Свежий песцовый след и старые отпечатки медвежьих лап встретились нам у того места, где стояла изба Толля. Никаких признаков присутствия других животных не было видно.
Несколько раз мы ходили на мыс полуострова Эммелины, так как по припаю туда дороги уже не было, приходилось носить с собой длинный конец капроновой веревки и по ней спускаться с обрыва плато прямо на галечниковую отмель. На птичьем базаре становилось более шумно и оживленно, чем весной. Начиналась тревожная пора в жизни птиц — распадение колоний и откочевка их обитателей в открытое море, на зимовку.
О том, что базары начали пустеть, я узнал не выходя из нашего лагеря еще 15 августа. В этот день стояла тихая погода, звуки гулко разносились над открывшимся морем, и впервые было слышно, как раскатистому крику кайры вторит громкий не то свист, не то писк птенца. Так кричат только кайренок, впервые спустившийся на воду, и родители, зовущие его в море. Это кайровая семья одной из первых покидала колонию.
19 августа, когда мы попали на базар, распадение кайровых колоний шло полным ходом. Кайренок то здесь, то там срывался с карниза скалы, планировал и опускался на воду. В море виднелись сборища возбужденных взрослых птиц. С появлением каждого нового птенца кайры кричали громче, суматоха среди них усиливалась, нередко переходя в общую потасовку. Расталкивая друг друга, птицы устремлялись к кайренку, клювами хватали его за крылья, голову, ноги, тащили в разные стороны, увлекали под воду.
Дело кончалось тем, что слегка помятый и пощипанный птенец вырывался из этой толчеи и, в сопровождении одной взрослой птицы, наверное кого-нибудь из родителей, беспрерывно переговариваясь с ней, плыл в открытое море. Эта картина была мне уже знакома по Новой Земле. Там при спуске птенцов на воду возникали такие же сборища взрослых птиц. Скорее всего кайры, лишившиеся собственного потомства, еще сохраняли родительский инстинкт — потребность в заботе о птенце — и теперь стремились отбить его у родителей или у таких же бездетных птиц, как и они сами. Объяснить эту странную сцену иначе я не мог.

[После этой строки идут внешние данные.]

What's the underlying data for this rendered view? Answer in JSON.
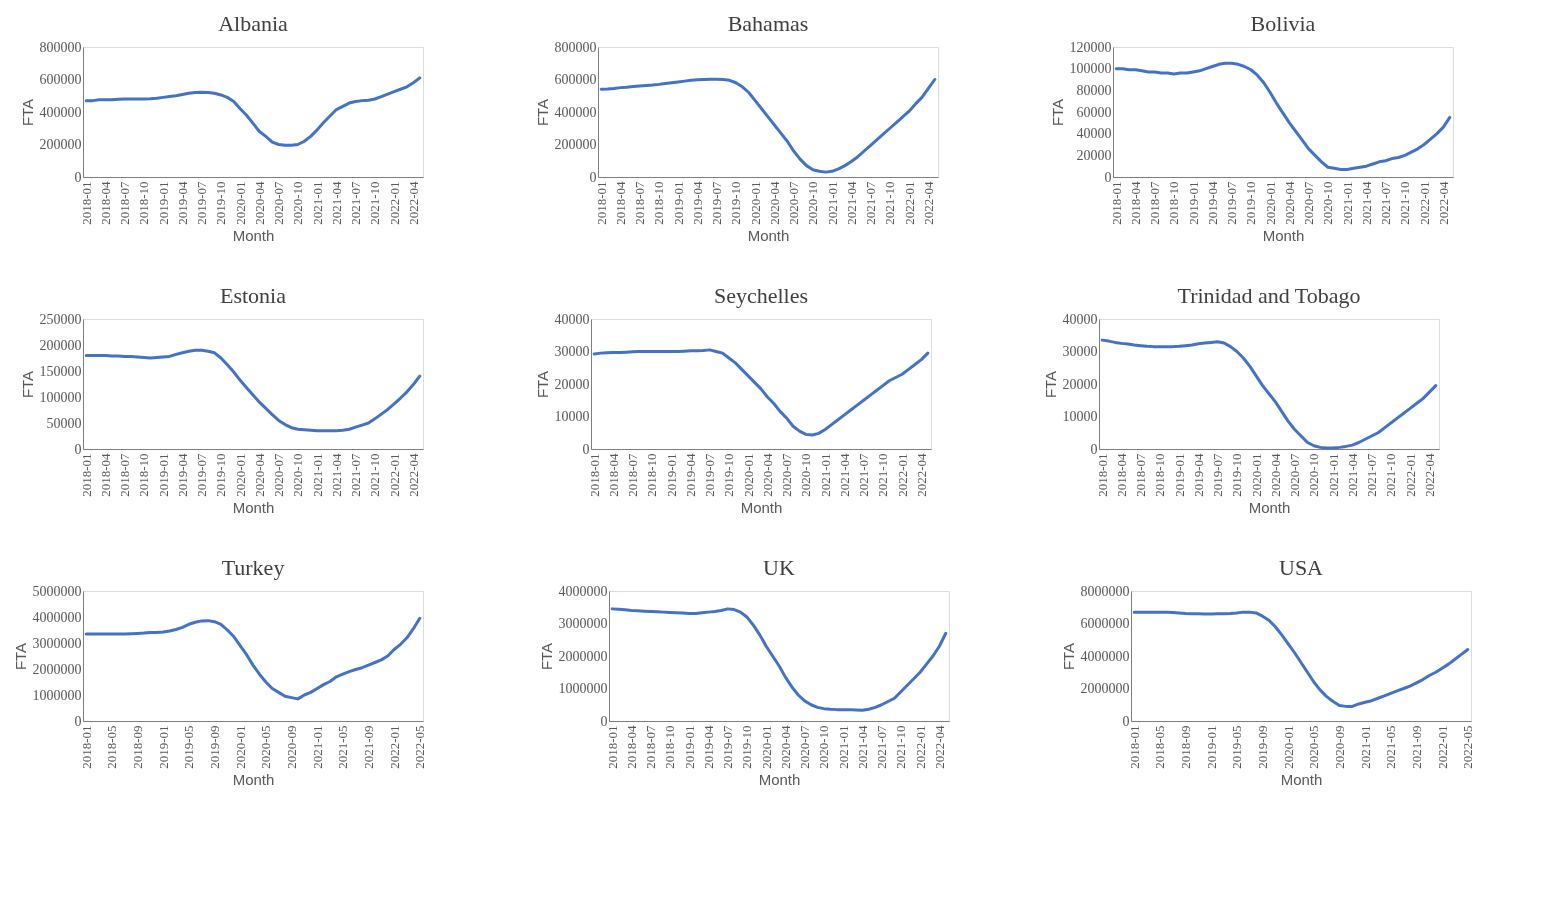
{
  "chart_data": [
    {
      "type": "line",
      "title": "Albania",
      "xlabel": "Month",
      "ylabel": "FTA",
      "grid": false,
      "ylim": [
        0,
        800000
      ],
      "yticks": [
        0,
        200000,
        400000,
        600000,
        800000
      ],
      "categories": [
        "2018-01",
        null,
        null,
        "2018-04",
        null,
        null,
        "2018-07",
        null,
        null,
        "2018-10",
        null,
        null,
        "2019-01",
        null,
        null,
        "2019-04",
        null,
        null,
        "2019-07",
        null,
        null,
        "2019-10",
        null,
        null,
        "2020-01",
        null,
        null,
        "2020-04",
        null,
        null,
        "2020-07",
        null,
        null,
        "2020-10",
        null,
        null,
        "2021-01",
        null,
        null,
        "2021-04",
        null,
        null,
        "2021-07",
        null,
        null,
        "2021-10",
        null,
        null,
        "2022-01",
        null,
        null,
        "2022-04",
        null
      ],
      "series": [
        {
          "color": "#4472c4",
          "values": [
            470000,
            470000,
            475000,
            475000,
            475000,
            478000,
            480000,
            480000,
            480000,
            480000,
            482000,
            485000,
            490000,
            495000,
            500000,
            508000,
            515000,
            520000,
            522000,
            520000,
            515000,
            505000,
            490000,
            465000,
            420000,
            380000,
            330000,
            280000,
            250000,
            215000,
            200000,
            195000,
            195000,
            200000,
            220000,
            250000,
            290000,
            335000,
            375000,
            415000,
            435000,
            455000,
            465000,
            470000,
            472000,
            480000,
            495000,
            510000,
            525000,
            540000,
            555000,
            580000,
            610000
          ]
        }
      ]
    },
    {
      "type": "line",
      "title": "Bahamas",
      "xlabel": "Month",
      "ylabel": "FTA",
      "grid": false,
      "ylim": [
        0,
        800000
      ],
      "yticks": [
        0,
        200000,
        400000,
        600000,
        800000
      ],
      "categories": [
        "2018-01",
        null,
        null,
        "2018-04",
        null,
        null,
        "2018-07",
        null,
        null,
        "2018-10",
        null,
        null,
        "2019-01",
        null,
        null,
        "2019-04",
        null,
        null,
        "2019-07",
        null,
        null,
        "2019-10",
        null,
        null,
        "2020-01",
        null,
        null,
        "2020-04",
        null,
        null,
        "2020-07",
        null,
        null,
        "2020-10",
        null,
        null,
        "2021-01",
        null,
        null,
        "2021-04",
        null,
        null,
        "2021-07",
        null,
        null,
        "2021-10",
        null,
        null,
        "2022-01",
        null,
        null,
        "2022-04",
        null
      ],
      "series": [
        {
          "color": "#4472c4",
          "values": [
            540000,
            542000,
            545000,
            550000,
            553000,
            557000,
            560000,
            563000,
            566000,
            570000,
            575000,
            580000,
            585000,
            590000,
            595000,
            598000,
            600000,
            602000,
            602000,
            600000,
            595000,
            580000,
            555000,
            520000,
            470000,
            420000,
            370000,
            320000,
            270000,
            220000,
            160000,
            110000,
            70000,
            45000,
            35000,
            30000,
            35000,
            50000,
            70000,
            95000,
            125000,
            160000,
            195000,
            230000,
            265000,
            300000,
            335000,
            370000,
            405000,
            450000,
            490000,
            545000,
            600000
          ]
        }
      ]
    },
    {
      "type": "line",
      "title": "Bolivia",
      "xlabel": "Month",
      "ylabel": "FTA",
      "grid": false,
      "ylim": [
        0,
        120000
      ],
      "yticks": [
        0,
        20000,
        40000,
        60000,
        80000,
        100000,
        120000
      ],
      "categories": [
        "2018-01",
        null,
        null,
        "2018-04",
        null,
        null,
        "2018-07",
        null,
        null,
        "2018-10",
        null,
        null,
        "2019-01",
        null,
        null,
        "2019-04",
        null,
        null,
        "2019-07",
        null,
        null,
        "2019-10",
        null,
        null,
        "2020-01",
        null,
        null,
        "2020-04",
        null,
        null,
        "2020-07",
        null,
        null,
        "2020-10",
        null,
        null,
        "2021-01",
        null,
        null,
        "2021-04",
        null,
        null,
        "2021-07",
        null,
        null,
        "2021-10",
        null,
        null,
        "2022-01",
        null,
        null,
        "2022-04",
        null
      ],
      "series": [
        {
          "color": "#4472c4",
          "values": [
            100000,
            100000,
            99000,
            99000,
            98000,
            97000,
            97000,
            96000,
            96000,
            95000,
            96000,
            96000,
            97000,
            98000,
            100000,
            102000,
            104000,
            105000,
            105000,
            104000,
            102000,
            99000,
            94000,
            87000,
            78000,
            68000,
            59000,
            50000,
            42000,
            34000,
            26000,
            20000,
            14000,
            9000,
            8000,
            7000,
            7000,
            8000,
            9000,
            10000,
            12000,
            14000,
            15000,
            17000,
            18000,
            20000,
            23000,
            26000,
            30000,
            35000,
            40000,
            46000,
            55000
          ]
        }
      ]
    },
    {
      "type": "line",
      "title": "Estonia",
      "xlabel": "Month",
      "ylabel": "FTA",
      "grid": false,
      "ylim": [
        0,
        250000
      ],
      "yticks": [
        0,
        50000,
        100000,
        150000,
        200000,
        250000
      ],
      "categories": [
        "2018-01",
        null,
        null,
        "2018-04",
        null,
        null,
        "2018-07",
        null,
        null,
        "2018-10",
        null,
        null,
        "2019-01",
        null,
        null,
        "2019-04",
        null,
        null,
        "2019-07",
        null,
        null,
        "2019-10",
        null,
        null,
        "2020-01",
        null,
        null,
        "2020-04",
        null,
        null,
        "2020-07",
        null,
        null,
        "2020-10",
        null,
        null,
        "2021-01",
        null,
        null,
        "2021-04",
        null,
        null,
        "2021-07",
        null,
        null,
        "2021-10",
        null,
        null,
        "2022-01",
        null,
        null,
        "2022-04",
        null
      ],
      "series": [
        {
          "color": "#4472c4",
          "values": [
            180000,
            180000,
            180000,
            180000,
            179000,
            179000,
            178000,
            178000,
            177000,
            176000,
            175000,
            176000,
            177000,
            178000,
            182000,
            185000,
            188000,
            190000,
            190000,
            188000,
            185000,
            175000,
            162000,
            148000,
            132000,
            118000,
            104000,
            90000,
            78000,
            66000,
            55000,
            47000,
            41000,
            38000,
            37000,
            36000,
            35000,
            35000,
            35000,
            35000,
            36000,
            38000,
            42000,
            46000,
            50000,
            58000,
            67000,
            76000,
            87000,
            98000,
            110000,
            124000,
            140000
          ]
        }
      ]
    },
    {
      "type": "line",
      "title": "Seychelles",
      "xlabel": "Month",
      "ylabel": "FTA",
      "grid": false,
      "ylim": [
        0,
        40000
      ],
      "yticks": [
        0,
        10000,
        20000,
        30000,
        40000
      ],
      "categories": [
        "2018-01",
        null,
        null,
        "2018-04",
        null,
        null,
        "2018-07",
        null,
        null,
        "2018-10",
        null,
        null,
        "2019-01",
        null,
        null,
        "2019-04",
        null,
        null,
        "2019-07",
        null,
        null,
        "2019-10",
        null,
        null,
        "2020-01",
        null,
        null,
        "2020-04",
        null,
        null,
        "2020-07",
        null,
        null,
        "2020-10",
        null,
        null,
        "2021-01",
        null,
        null,
        "2021-04",
        null,
        null,
        "2021-07",
        null,
        null,
        "2021-10",
        null,
        null,
        "2022-01",
        null,
        null,
        "2022-04",
        null
      ],
      "series": [
        {
          "color": "#4472c4",
          "values": [
            29200,
            29500,
            29600,
            29700,
            29700,
            29800,
            29900,
            30000,
            30000,
            30000,
            30000,
            30000,
            30000,
            30000,
            30100,
            30200,
            30200,
            30300,
            30500,
            30000,
            29500,
            28000,
            26500,
            24500,
            22500,
            20500,
            18500,
            16000,
            14000,
            11500,
            9500,
            7000,
            5500,
            4500,
            4300,
            4800,
            6000,
            7500,
            9000,
            10500,
            12000,
            13500,
            15000,
            16500,
            18000,
            19500,
            21000,
            22000,
            23000,
            24500,
            26000,
            27500,
            29500
          ]
        }
      ]
    },
    {
      "type": "line",
      "title": "Trinidad and Tobago",
      "xlabel": "Month",
      "ylabel": "FTA",
      "grid": false,
      "ylim": [
        0,
        40000
      ],
      "yticks": [
        0,
        10000,
        20000,
        30000,
        40000
      ],
      "categories": [
        "2018-01",
        null,
        null,
        "2018-04",
        null,
        null,
        "2018-07",
        null,
        null,
        "2018-10",
        null,
        null,
        "2019-01",
        null,
        null,
        "2019-04",
        null,
        null,
        "2019-07",
        null,
        null,
        "2019-10",
        null,
        null,
        "2020-01",
        null,
        null,
        "2020-04",
        null,
        null,
        "2020-07",
        null,
        null,
        "2020-10",
        null,
        null,
        "2021-01",
        null,
        null,
        "2021-04",
        null,
        null,
        "2021-07",
        null,
        null,
        "2021-10",
        null,
        null,
        "2022-01",
        null,
        null,
        "2022-04",
        null
      ],
      "series": [
        {
          "color": "#4472c4",
          "values": [
            33500,
            33200,
            32800,
            32500,
            32300,
            32000,
            31800,
            31600,
            31500,
            31500,
            31500,
            31500,
            31600,
            31800,
            32000,
            32400,
            32600,
            32800,
            33000,
            32600,
            31500,
            30000,
            28000,
            25500,
            22500,
            19500,
            17000,
            14500,
            11500,
            8500,
            6000,
            4000,
            2000,
            1000,
            500,
            300,
            300,
            500,
            800,
            1200,
            2000,
            3000,
            4000,
            5000,
            6500,
            8000,
            9500,
            11000,
            12500,
            14000,
            15500,
            17500,
            19500
          ]
        }
      ]
    },
    {
      "type": "line",
      "title": "Turkey",
      "xlabel": "Month",
      "ylabel": "FTA",
      "grid": false,
      "ylim": [
        0,
        5000000
      ],
      "yticks": [
        0,
        1000000,
        2000000,
        3000000,
        4000000,
        5000000
      ],
      "categories": [
        "2018-01",
        null,
        null,
        null,
        "2018-05",
        null,
        null,
        null,
        "2018-09",
        null,
        null,
        null,
        "2019-01",
        null,
        null,
        null,
        "2019-05",
        null,
        null,
        null,
        "2019-09",
        null,
        null,
        null,
        "2020-01",
        null,
        null,
        null,
        "2020-05",
        null,
        null,
        null,
        "2020-09",
        null,
        null,
        null,
        "2021-01",
        null,
        null,
        null,
        "2021-05",
        null,
        null,
        null,
        "2021-09",
        null,
        null,
        null,
        "2022-01",
        null,
        null,
        null,
        "2022-05"
      ],
      "series": [
        {
          "color": "#4472c4",
          "values": [
            3350000,
            3350000,
            3350000,
            3350000,
            3350000,
            3350000,
            3350000,
            3360000,
            3370000,
            3380000,
            3400000,
            3400000,
            3420000,
            3460000,
            3520000,
            3600000,
            3720000,
            3800000,
            3850000,
            3860000,
            3820000,
            3720000,
            3500000,
            3250000,
            2900000,
            2550000,
            2150000,
            1800000,
            1500000,
            1250000,
            1100000,
            950000,
            900000,
            850000,
            1000000,
            1100000,
            1250000,
            1400000,
            1520000,
            1700000,
            1800000,
            1900000,
            1980000,
            2050000,
            2150000,
            2250000,
            2350000,
            2500000,
            2750000,
            2950000,
            3200000,
            3550000,
            3950000
          ]
        }
      ]
    },
    {
      "type": "line",
      "title": "UK",
      "xlabel": "Month",
      "ylabel": "FTA",
      "grid": false,
      "ylim": [
        0,
        4000000
      ],
      "yticks": [
        0,
        1000000,
        2000000,
        3000000,
        4000000
      ],
      "categories": [
        "2018-01",
        null,
        null,
        "2018-04",
        null,
        null,
        "2018-07",
        null,
        null,
        "2018-10",
        null,
        null,
        "2019-01",
        null,
        null,
        "2019-04",
        null,
        null,
        "2019-07",
        null,
        null,
        "2019-10",
        null,
        null,
        "2020-01",
        null,
        null,
        "2020-04",
        null,
        null,
        "2020-07",
        null,
        null,
        "2020-10",
        null,
        null,
        "2021-01",
        null,
        null,
        "2021-04",
        null,
        null,
        "2021-07",
        null,
        null,
        "2021-10",
        null,
        null,
        "2022-01",
        null,
        null,
        "2022-04",
        null
      ],
      "series": [
        {
          "color": "#4472c4",
          "values": [
            3450000,
            3440000,
            3420000,
            3400000,
            3390000,
            3380000,
            3370000,
            3360000,
            3350000,
            3340000,
            3330000,
            3320000,
            3310000,
            3310000,
            3330000,
            3350000,
            3370000,
            3400000,
            3450000,
            3430000,
            3350000,
            3200000,
            2950000,
            2650000,
            2300000,
            2000000,
            1700000,
            1350000,
            1050000,
            800000,
            620000,
            500000,
            420000,
            380000,
            360000,
            350000,
            350000,
            350000,
            340000,
            330000,
            360000,
            420000,
            500000,
            600000,
            700000,
            900000,
            1100000,
            1300000,
            1500000,
            1750000,
            2000000,
            2300000,
            2700000
          ]
        }
      ]
    },
    {
      "type": "line",
      "title": "USA",
      "xlabel": "Month",
      "ylabel": "FTA",
      "grid": false,
      "ylim": [
        0,
        8000000
      ],
      "yticks": [
        0,
        2000000,
        4000000,
        6000000,
        8000000
      ],
      "categories": [
        "2018-01",
        null,
        null,
        null,
        "2018-05",
        null,
        null,
        null,
        "2018-09",
        null,
        null,
        null,
        "2019-01",
        null,
        null,
        null,
        "2019-05",
        null,
        null,
        null,
        "2019-09",
        null,
        null,
        null,
        "2020-01",
        null,
        null,
        null,
        "2020-05",
        null,
        null,
        null,
        "2020-09",
        null,
        null,
        null,
        "2021-01",
        null,
        null,
        null,
        "2021-05",
        null,
        null,
        null,
        "2021-09",
        null,
        null,
        null,
        "2022-01",
        null,
        null,
        null,
        "2022-05"
      ],
      "series": [
        {
          "color": "#4472c4",
          "values": [
            6700000,
            6700000,
            6700000,
            6700000,
            6700000,
            6700000,
            6680000,
            6650000,
            6620000,
            6600000,
            6600000,
            6580000,
            6580000,
            6600000,
            6600000,
            6620000,
            6650000,
            6700000,
            6700000,
            6650000,
            6450000,
            6200000,
            5800000,
            5300000,
            4750000,
            4200000,
            3600000,
            3000000,
            2400000,
            1900000,
            1500000,
            1200000,
            950000,
            900000,
            900000,
            1050000,
            1150000,
            1250000,
            1400000,
            1550000,
            1700000,
            1850000,
            2000000,
            2150000,
            2350000,
            2550000,
            2800000,
            3000000,
            3250000,
            3500000,
            3800000,
            4100000,
            4400000
          ]
        }
      ]
    }
  ]
}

Случалось, что птенец, спускаясь с карниза, попадал не в воду, а на камни. Он не разбивался, так как густое и упругое оперение смягчало удары. Кайренок быстро поднимался на ноги, вновь бросался вниз и в конце концов добирался до воды.
Участки базара, заселенные кайрами, пустели на глазах. Но моевки продолжали упорно держаться здесь, хотя большинство их гнезд пустовало. Они не только летали вблизи скал или сидели на карнизах, но и — что казалось самым интересным — старательно «изображали» насиживание мнимых яиц, согревание и выкармливание несуществующих птенцов. То, что моевки часто сидели на пустых гнездах и даже делали вид, будто поворачивают время от времени под собой яйца, раньше не раз сбивало меня с толку. Думаешь, что моевки начали нестись, и с трудом добираешься до гнезда, а оно оказывается пустым.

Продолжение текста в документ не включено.